Tweeter dispersion is not a new or inferior design. It's also not a home install shoot-in-the -dark placement. Microphones coupled with a good spectrum analyzer is needed. For the record I personally never use 4 ohm car audio drivers in cars either. Amplifiers love a bit of resistance and 8 ohm audiophile drivers sound much cleaner. 
Sorry if I'm not not as expert as all the pros here. I don’t use words like"bump" and "hit" but in over 20 years I've never had a complaint.


----------



## Niebur3 (Jul 11, 2008)

Kcmoto said:


> Tweeter dispersion is not a new or inferior design. It's also not a home install shoot-in-the -dark placement. Microphones coupled with a good spectrum analyzer is needed. For the record I personally never use 4 ohm car audio drivers in cars either. Amplifiers love a bit of resistance and 8 ohm audiophile drivers sound much cleaner.
> Sorry if I'm not not as expert as all the pros here. I don’t use words like"bump" and "hit" but in over 20 years I've never had a complaint.


I have to say, I'm not sure what you are saying in most of this. Who is using "bump" and "hit" for anything with tweeters and how does that make anyone a pro? 4-ohm speakers are not "dirtier" than 8-ohm speakers. This is nothing but myth and psychoacoustics. Firing up at a windshield can sound good but is 100% reflective sound but the results are less predictable as the slope of the windshield and distance to it plays a big role.


----------



## Kcmoto (Mar 11, 2021)

Niebur3 said:


> I have to say, I'm not sure what you are saying in most of this. Who is using "bump" and "hit" for anything with tweeters and how does that make anyone a pro? 4-ohm speakers are not "dirtier" than 8-ohm speakers. This is nothing but myth and psychoacoustics. Firing up at a windshield can sound good but is 100% reflective sound but the results are less predictable as the slope of the windshield and distance to it plays a big role.

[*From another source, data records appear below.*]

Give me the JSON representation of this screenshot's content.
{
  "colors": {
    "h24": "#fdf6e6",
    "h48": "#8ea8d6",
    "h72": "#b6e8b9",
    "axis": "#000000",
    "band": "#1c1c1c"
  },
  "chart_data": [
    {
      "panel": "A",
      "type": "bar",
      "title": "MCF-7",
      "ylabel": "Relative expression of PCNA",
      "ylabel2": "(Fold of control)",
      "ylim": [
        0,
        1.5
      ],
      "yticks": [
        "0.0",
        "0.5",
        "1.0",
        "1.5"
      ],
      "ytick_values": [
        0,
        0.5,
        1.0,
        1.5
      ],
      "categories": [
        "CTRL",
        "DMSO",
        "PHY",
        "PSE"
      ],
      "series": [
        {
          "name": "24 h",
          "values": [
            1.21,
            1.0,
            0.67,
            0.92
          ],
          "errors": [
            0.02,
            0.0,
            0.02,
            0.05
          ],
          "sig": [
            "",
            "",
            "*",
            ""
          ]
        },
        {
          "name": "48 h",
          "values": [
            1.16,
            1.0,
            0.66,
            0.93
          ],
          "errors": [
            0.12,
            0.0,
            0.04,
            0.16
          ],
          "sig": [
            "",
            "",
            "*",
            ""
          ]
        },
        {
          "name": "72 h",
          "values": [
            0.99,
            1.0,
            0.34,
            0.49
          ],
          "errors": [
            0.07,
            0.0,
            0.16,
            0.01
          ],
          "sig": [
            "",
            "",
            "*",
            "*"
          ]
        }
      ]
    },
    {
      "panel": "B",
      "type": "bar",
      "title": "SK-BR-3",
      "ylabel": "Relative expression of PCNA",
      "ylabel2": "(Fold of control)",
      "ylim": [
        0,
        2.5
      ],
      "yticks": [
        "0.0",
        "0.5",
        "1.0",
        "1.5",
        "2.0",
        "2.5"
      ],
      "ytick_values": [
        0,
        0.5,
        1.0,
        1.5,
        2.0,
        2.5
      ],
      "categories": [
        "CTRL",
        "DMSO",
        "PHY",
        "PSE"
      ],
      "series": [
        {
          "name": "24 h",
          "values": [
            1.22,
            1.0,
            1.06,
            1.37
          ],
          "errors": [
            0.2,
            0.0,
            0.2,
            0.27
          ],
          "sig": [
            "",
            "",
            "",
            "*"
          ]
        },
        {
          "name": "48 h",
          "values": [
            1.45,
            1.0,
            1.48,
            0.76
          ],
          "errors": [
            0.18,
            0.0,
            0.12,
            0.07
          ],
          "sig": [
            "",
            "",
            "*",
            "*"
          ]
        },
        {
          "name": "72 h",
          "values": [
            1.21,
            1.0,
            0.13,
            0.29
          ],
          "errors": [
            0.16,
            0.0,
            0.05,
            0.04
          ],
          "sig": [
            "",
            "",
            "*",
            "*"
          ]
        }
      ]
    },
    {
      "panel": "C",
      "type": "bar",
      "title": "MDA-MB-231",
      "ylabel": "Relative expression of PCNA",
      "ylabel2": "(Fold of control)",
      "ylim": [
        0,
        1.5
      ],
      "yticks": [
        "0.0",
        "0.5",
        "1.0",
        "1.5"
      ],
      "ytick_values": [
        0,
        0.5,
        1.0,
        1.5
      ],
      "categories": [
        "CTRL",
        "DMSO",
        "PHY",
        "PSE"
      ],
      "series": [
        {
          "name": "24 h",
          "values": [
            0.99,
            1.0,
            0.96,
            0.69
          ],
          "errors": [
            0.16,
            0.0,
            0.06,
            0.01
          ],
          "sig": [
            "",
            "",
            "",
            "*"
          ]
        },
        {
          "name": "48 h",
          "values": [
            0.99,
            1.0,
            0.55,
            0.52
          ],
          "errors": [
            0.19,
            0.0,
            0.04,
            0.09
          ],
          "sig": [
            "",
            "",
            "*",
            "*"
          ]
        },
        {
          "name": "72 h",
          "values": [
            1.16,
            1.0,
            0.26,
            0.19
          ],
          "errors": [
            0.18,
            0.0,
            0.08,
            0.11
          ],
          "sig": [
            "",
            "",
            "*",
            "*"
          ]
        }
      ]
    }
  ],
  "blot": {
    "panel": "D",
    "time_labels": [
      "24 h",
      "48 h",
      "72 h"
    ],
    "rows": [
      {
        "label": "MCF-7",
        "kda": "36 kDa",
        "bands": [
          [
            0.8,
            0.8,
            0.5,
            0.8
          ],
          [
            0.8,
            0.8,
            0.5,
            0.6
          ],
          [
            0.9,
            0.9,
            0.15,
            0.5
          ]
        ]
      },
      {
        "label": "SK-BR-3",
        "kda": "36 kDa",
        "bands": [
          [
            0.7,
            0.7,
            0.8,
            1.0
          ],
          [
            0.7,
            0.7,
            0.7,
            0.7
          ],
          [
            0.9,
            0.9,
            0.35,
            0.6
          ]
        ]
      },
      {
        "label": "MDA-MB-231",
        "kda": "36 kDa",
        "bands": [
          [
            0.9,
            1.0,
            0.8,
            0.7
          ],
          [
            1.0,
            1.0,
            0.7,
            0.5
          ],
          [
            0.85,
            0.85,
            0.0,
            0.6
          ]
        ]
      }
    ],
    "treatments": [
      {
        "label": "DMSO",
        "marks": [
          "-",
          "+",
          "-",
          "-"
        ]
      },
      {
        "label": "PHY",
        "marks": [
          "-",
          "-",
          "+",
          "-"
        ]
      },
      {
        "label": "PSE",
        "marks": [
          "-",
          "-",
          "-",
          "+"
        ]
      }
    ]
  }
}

 Speaking car audio in general the "pros" around me use "hit and bump" excessively which has nothing to do with "phychoacoustics"(?). Lack of electronic theory and physics is not a legitimate excuse to call anything a "myth". My side vocation is teaching in the surgical realm. I just made a very simple and very experienced comment. I'm sorry you can't understand and I certainly don't have time to waste trying. I thought other surgeons were sometimes a bit resistive to new information due to their inherent "god" complex of already knowing absolutely everything but apparently I've found their competition. I'll step carefully and leave the "discussion".


----------



## Niebur3 (Jul 11, 2008)

Your 4-ohm being “dirtier” than 8-ohm comment is what I called nothing but psychoacoustics. I am merely disagreeing with your assertion that firing a tweeter at a windshield is always better than on axis. It can work fine but on axis is much more predictable. I completely understand (other than referring to bump and hit when discussing tweeters), I just disagree. So go ahead and play the victim here.


----------